By Abdulwahab Abdulah
Human rights lawyer, Mr Femi Falana, SAN has threatened legal action against the Federal Government if it make good its plan to borrow loan to finance the 2016 budget.
In a letter to the minister of finance, Falana argued that rather than borrowing fresh loan, government should strive to recover debts owed it by different groups and institutions.
According to him, it was real that the government has decided to apply for a loan of $2.5 billion from the World Bank and $1 billion from the African Development Bank for the purpose of financing the 2016 Budget, in spite of its debt profile of $64 billion.
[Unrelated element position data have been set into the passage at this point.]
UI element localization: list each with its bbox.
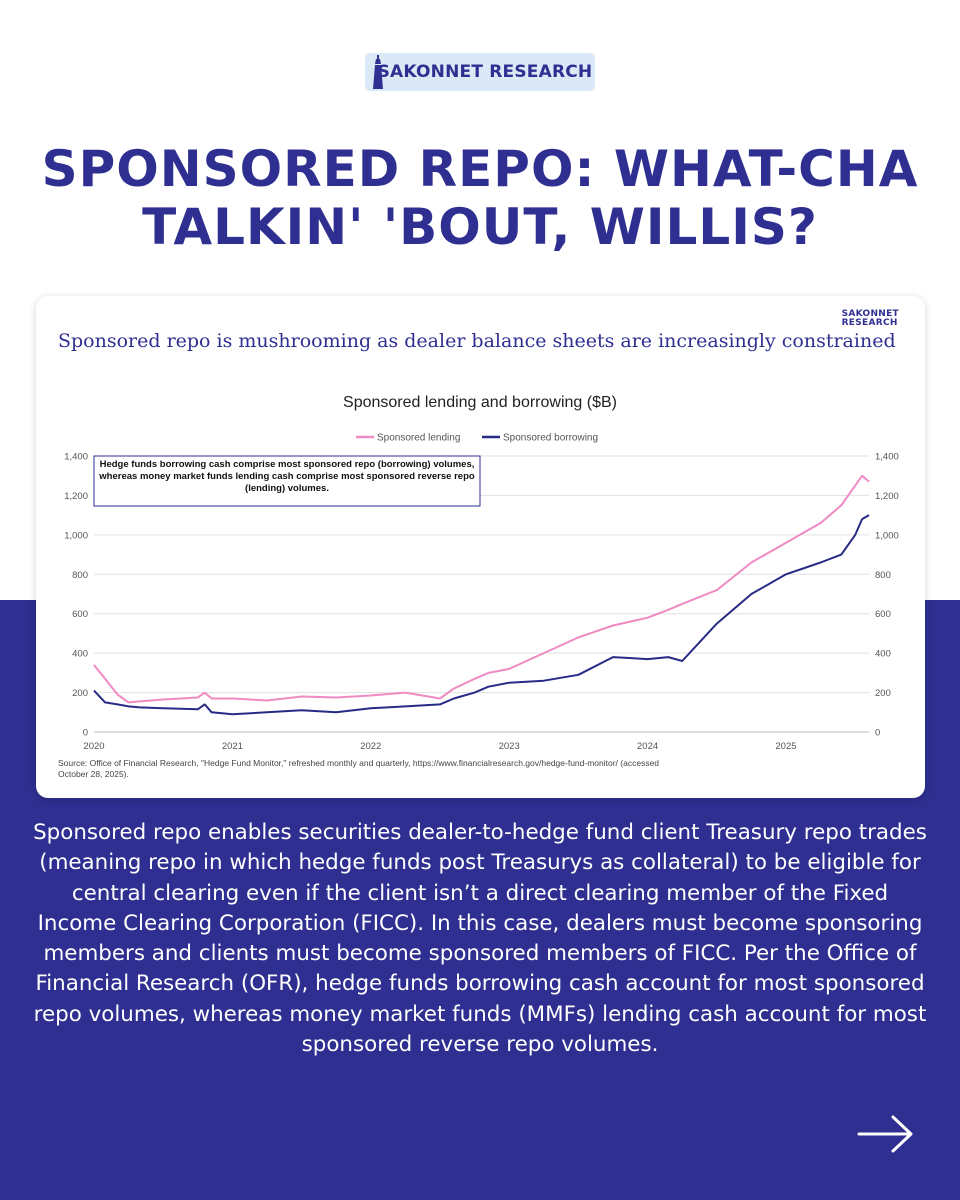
annotation: Hedge funds borrowing cash comprise most… <box>93 455 481 507</box>
y-tick-label: 1,000 <box>64 530 88 541</box>
x-tick-label: 2024 <box>637 741 658 752</box>
card-logo: SAKONNET RESEARCH <box>842 310 899 328</box>
x-tick-label: 2022 <box>360 741 381 752</box>
y-tick-label-right: 1,200 <box>875 491 899 502</box>
y-tick-label-right: 0 <box>875 728 880 739</box>
y-tick-label: 1,200 <box>64 491 88 502</box>
y-axis-right: 0 200 400 600 800 1,000 1,200 1,400 <box>875 452 899 739</box>
card-logo-line2: RESEARCH <box>841 318 898 328</box>
series-line-sponsored-lending <box>93 474 870 704</box>
y-tick-label-right: 200 <box>875 688 891 699</box>
y-tick-label-right: 400 <box>875 649 891 660</box>
chart-legend: Sponsored lending Sponsored borrowing <box>356 433 598 444</box>
x-tick-label: 2021 <box>222 741 243 752</box>
y-tick-label: 600 <box>72 609 88 620</box>
y-tick-label: 0 <box>83 728 88 739</box>
series-lines <box>93 474 870 716</box>
chart-title: Sponsored lending and borrowing ($B) <box>343 394 617 411</box>
y-tick-label: 400 <box>72 649 88 660</box>
series-line-sponsored-borrowing <box>93 514 870 716</box>
y-tick-label-right: 1,400 <box>875 452 899 463</box>
brand-name: SAKONNET RESEARCH <box>377 62 593 82</box>
legend-label-borrowing: Sponsored borrowing <box>503 433 598 444</box>
line-chart: Sponsored lending and borrowing ($B) Spo… <box>64 394 899 752</box>
lighthouse-icon <box>373 55 383 89</box>
annotation-box <box>93 455 481 507</box>
annotation-text: Hedge funds borrowing cash comprise most… <box>99 459 475 494</box>
y-tick-label: 800 <box>72 570 88 581</box>
page-title: SPONSORED REPO: WHAT-CHA TALKIN' 'BOUT, … <box>41 140 919 256</box>
arrow-right-icon[interactable] <box>856 1112 916 1156</box>
source-note: Source: Office of Financial Research, "H… <box>58 758 660 779</box>
card-logo-line1: SAKONNET <box>841 309 899 319</box>
chart-subtitle: Sponsored repo is mushrooming as dealer … <box>58 330 896 352</box>
body-paragraph: Sponsored repo enables securities dealer… <box>33 820 927 1058</box>
x-tick-label: 2020 <box>83 741 104 752</box>
x-axis: 2020 2021 2022 2023 2024 2025 <box>83 741 796 752</box>
y-tick-label-right: 1,000 <box>875 530 899 541</box>
y-tick-label: 1,400 <box>64 452 88 463</box>
y-axis-left: 0 200 400 600 800 1,000 1,200 1,400 <box>64 452 88 739</box>
legend-label-lending: Sponsored lending <box>377 433 460 444</box>
x-tick-label: 2025 <box>775 741 796 752</box>
x-tick-label: 2023 <box>499 741 520 752</box>
y-tick-label: 200 <box>72 688 88 699</box>
y-tick-label-right: 600 <box>875 609 891 620</box>
brand-badge: SAKONNET RESEARCH <box>365 53 595 91</box>
grid <box>94 455 869 733</box>
y-tick-label-right: 800 <box>875 570 891 581</box>
chart-card: SAKONNET RESEARCH Sponsored repo is mush… <box>36 296 925 798</box>
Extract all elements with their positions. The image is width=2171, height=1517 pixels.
Urging the government to desist from taken the loans, Falana asked that it embarks on the immediate recovery of outstanding loans and accrued revenues payable to the federation account.
He maintained that going for the loans will further burdened Nigerians.
The lawyer disclosed that from records, the Federal Government is owed nothing less than $66.5 billion which ought to be recovered without any further delay.
He listed the recoverable debts to include “the potential recoverable revenues payable to the Federation Account are not less than $20,221,018,007.00 (Twenty billion, two hundred and twenty one million, eighteen thousand, and seven hundered dollars only).”
The debts were said to have arisen from “underpayment/underassessment of taxes, royalties, levies and rents,” according to five cycles of independent audit reports compiled by the National Extractive Industries Transparency Initiative (NEITI).
Beside, Falana, noted that on October 4, 2006, the Central Bank of Nigeria apportioned $7 billion to 14 Nigerian banks to “manage” out of the nation’s external reserves, which stood at $38.07 billion, as at the end of July, 2006.
According to him, “the amount involved represented 18.39 per cent of the total external reserves at the material time. In addition, following the crisis of global capitalism, which occurred in 2008, the Central Bank of Nigeria gave a bailout of $4 billion (N600 billion) to the commercial banks in the country.
“The CBN has not deemed it fit to ask for the refund of the total sum of $11 billion injected into the banking system in the space of two years.”